Students and faculty alike packed Kane Hall on Tuesday night to listen to Jon Huntsman Jr., former ambassador to China from 2009 to 2011, speak about the past and future relations between the United States and China.
Moderated by Richard Ellings, president of the National Bureau of Asian Research and former assistant director of the UW Jackson School of International Studies, the event featured questions about the possibilities of free-trade agreements with China, the relations between China and other Asian nations, such as Taiwan or Tibet, and more.
Since Huntsman’s childhood introduction to U.S.-China relations in 1971, China has erupted onto the world stage. Even as an “economic storm,” in his words, blew across the world, China had a strong economy and managed to gain the second-largest economy in the world.
Huntsman, Republican primary presidential candidate, said countries must have bureaucracy, public servants, and a population willing to engage on a global level in order to succeed. Huntsman also said the U.S.-China relationship is no longer bilateral, either, but encompasses a global outlook.
When asked about how UW students can participate in fostering Sino-U.S. relations, Huntsman suggested students dedicate part of their studying to learning the language, politics, history, or culture of China to eradicate the barriers, both imagined and real, that exist between our two nations.

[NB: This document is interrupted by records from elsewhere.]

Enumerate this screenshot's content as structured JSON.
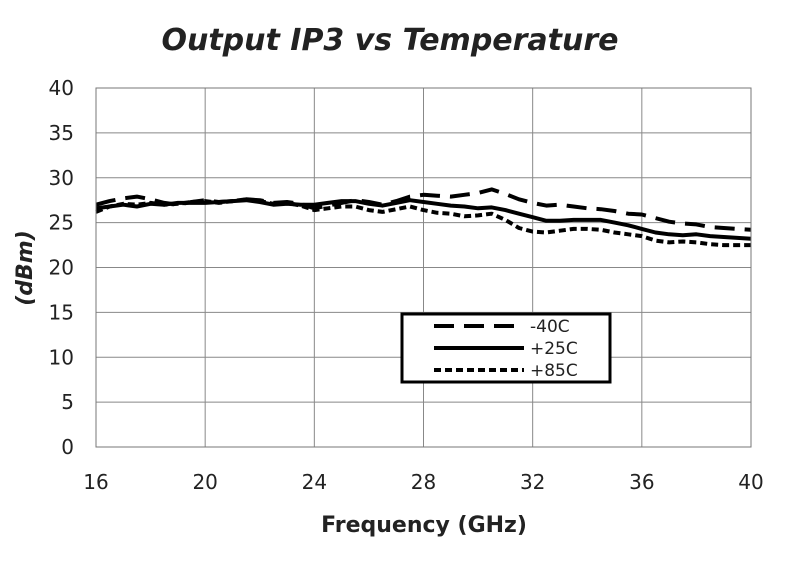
{
  "chart_data": {
    "type": "line",
    "title": "Output IP3 vs Temperature",
    "xlabel": "Frequency (GHz)",
    "ylabel": "(dBm)",
    "xlim": [
      16,
      40
    ],
    "ylim": [
      0,
      40
    ],
    "x_ticks": [
      16,
      20,
      24,
      28,
      32,
      36,
      40
    ],
    "y_ticks": [
      0,
      5,
      10,
      15,
      20,
      25,
      30,
      35,
      40
    ],
    "grid": true,
    "legend_position": "center-right",
    "series": [
      {
        "name": "-40C",
        "dash": "long-dash",
        "x": [
          16,
          16.5,
          17,
          17.5,
          18,
          18.5,
          19,
          19.5,
          20,
          20.5,
          21,
          21.5,
          22,
          22.5,
          23,
          23.5,
          24,
          24.5,
          25,
          25.5,
          26,
          26.5,
          27,
          27.5,
          28,
          28.5,
          29,
          29.5,
          30,
          30.5,
          31,
          31.5,
          32,
          32.5,
          33,
          33.5,
          34,
          34.5,
          35,
          35.5,
          36,
          36.5,
          37,
          37.5,
          38,
          38.5,
          39,
          39.5,
          40
        ],
        "y": [
          27.0,
          27.4,
          27.7,
          27.9,
          27.6,
          27.2,
          27.0,
          27.3,
          27.5,
          27.3,
          27.4,
          27.6,
          27.5,
          27.2,
          27.3,
          27.1,
          26.6,
          26.9,
          27.2,
          27.5,
          27.3,
          27.0,
          27.4,
          27.9,
          28.1,
          28.0,
          27.9,
          28.1,
          28.3,
          28.7,
          28.2,
          27.6,
          27.2,
          26.9,
          27.0,
          26.8,
          26.6,
          26.5,
          26.3,
          26.0,
          25.9,
          25.5,
          25.1,
          24.9,
          24.8,
          24.5,
          24.4,
          24.3,
          24.2
        ]
      },
      {
        "name": "+25C",
        "dash": "solid",
        "x": [
          16,
          16.5,
          17,
          17.5,
          18,
          18.5,
          19,
          19.5,
          20,
          20.5,
          21,
          21.5,
          22,
          22.5,
          23,
          23.5,
          24,
          24.5,
          25,
          25.5,
          26,
          26.5,
          27,
          27.5,
          28,
          28.5,
          29,
          29.5,
          30,
          30.5,
          31,
          31.5,
          32,
          32.5,
          33,
          33.5,
          34,
          34.5,
          35,
          35.5,
          36,
          36.5,
          37,
          37.5,
          38,
          38.5,
          39,
          39.5,
          40
        ],
        "y": [
          26.6,
          26.8,
          27.0,
          26.8,
          27.1,
          27.0,
          27.2,
          27.2,
          27.2,
          27.3,
          27.4,
          27.5,
          27.3,
          27.0,
          27.1,
          27.0,
          27.0,
          27.2,
          27.4,
          27.4,
          27.1,
          26.9,
          27.2,
          27.5,
          27.3,
          27.1,
          26.9,
          26.8,
          26.6,
          26.7,
          26.4,
          26.0,
          25.6,
          25.2,
          25.2,
          25.3,
          25.3,
          25.3,
          25.0,
          24.7,
          24.3,
          23.9,
          23.7,
          23.6,
          23.7,
          23.5,
          23.4,
          23.3,
          23.2
        ]
      },
      {
        "name": "+85C",
        "dash": "short-dash",
        "x": [
          16,
          16.5,
          17,
          17.5,
          18,
          18.5,
          19,
          19.5,
          20,
          20.5,
          21,
          21.5,
          22,
          22.5,
          23,
          23.5,
          24,
          24.5,
          25,
          25.5,
          26,
          26.5,
          27,
          27.5,
          28,
          28.5,
          29,
          29.5,
          30,
          30.5,
          31,
          31.5,
          32,
          32.5,
          33,
          33.5,
          34,
          34.5,
          35,
          35.5,
          36,
          36.5,
          37,
          37.5,
          38,
          38.5,
          39,
          39.5,
          40
        ],
        "y": [
          26.2,
          26.8,
          27.1,
          27.0,
          27.2,
          27.0,
          27.1,
          27.3,
          27.4,
          27.2,
          27.4,
          27.6,
          27.4,
          27.1,
          27.2,
          26.9,
          26.4,
          26.6,
          26.8,
          26.8,
          26.4,
          26.2,
          26.5,
          26.8,
          26.4,
          26.1,
          26.0,
          25.7,
          25.8,
          26.0,
          25.3,
          24.4,
          24.0,
          23.9,
          24.1,
          24.3,
          24.3,
          24.2,
          23.9,
          23.7,
          23.5,
          23.0,
          22.8,
          22.9,
          22.8,
          22.6,
          22.5,
          22.5,
          22.5
        ]
      }
    ]
  }
}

“There won’t be a more important relationship for the next generation than [the] U.S.-China relationship,” Huntsman said. “It only makes sense to prepare.”
Rep. Hans Zeiger (25th District) also attended the talk. He said he believed it was important for U.S. politicians, particularly in the Pacific Rim, to engage in conversation. He spoke about plans to visit China to gain better understanding of its cultural and political system.
Hunstman said one of the problems facing the United States doesn’t come from the global community but from the division within the country.
“It’s destroying who we are as a people,” Huntsman said.
Audience member Jane Davies, education manager of Early Head Start — an early-childhood learning center in Seattle — said she was honored to be at the UW listening to Huntsman.
“I used to do this as a kid in Los Angeles — you walk across the street and shake the hands of your neighbors that are from a different background, different religion, different political persuasion, and have conversations that are diverse in nature,” Huntsman said. “We don’t do enough of that. That concerns me; that concerns me greatly.”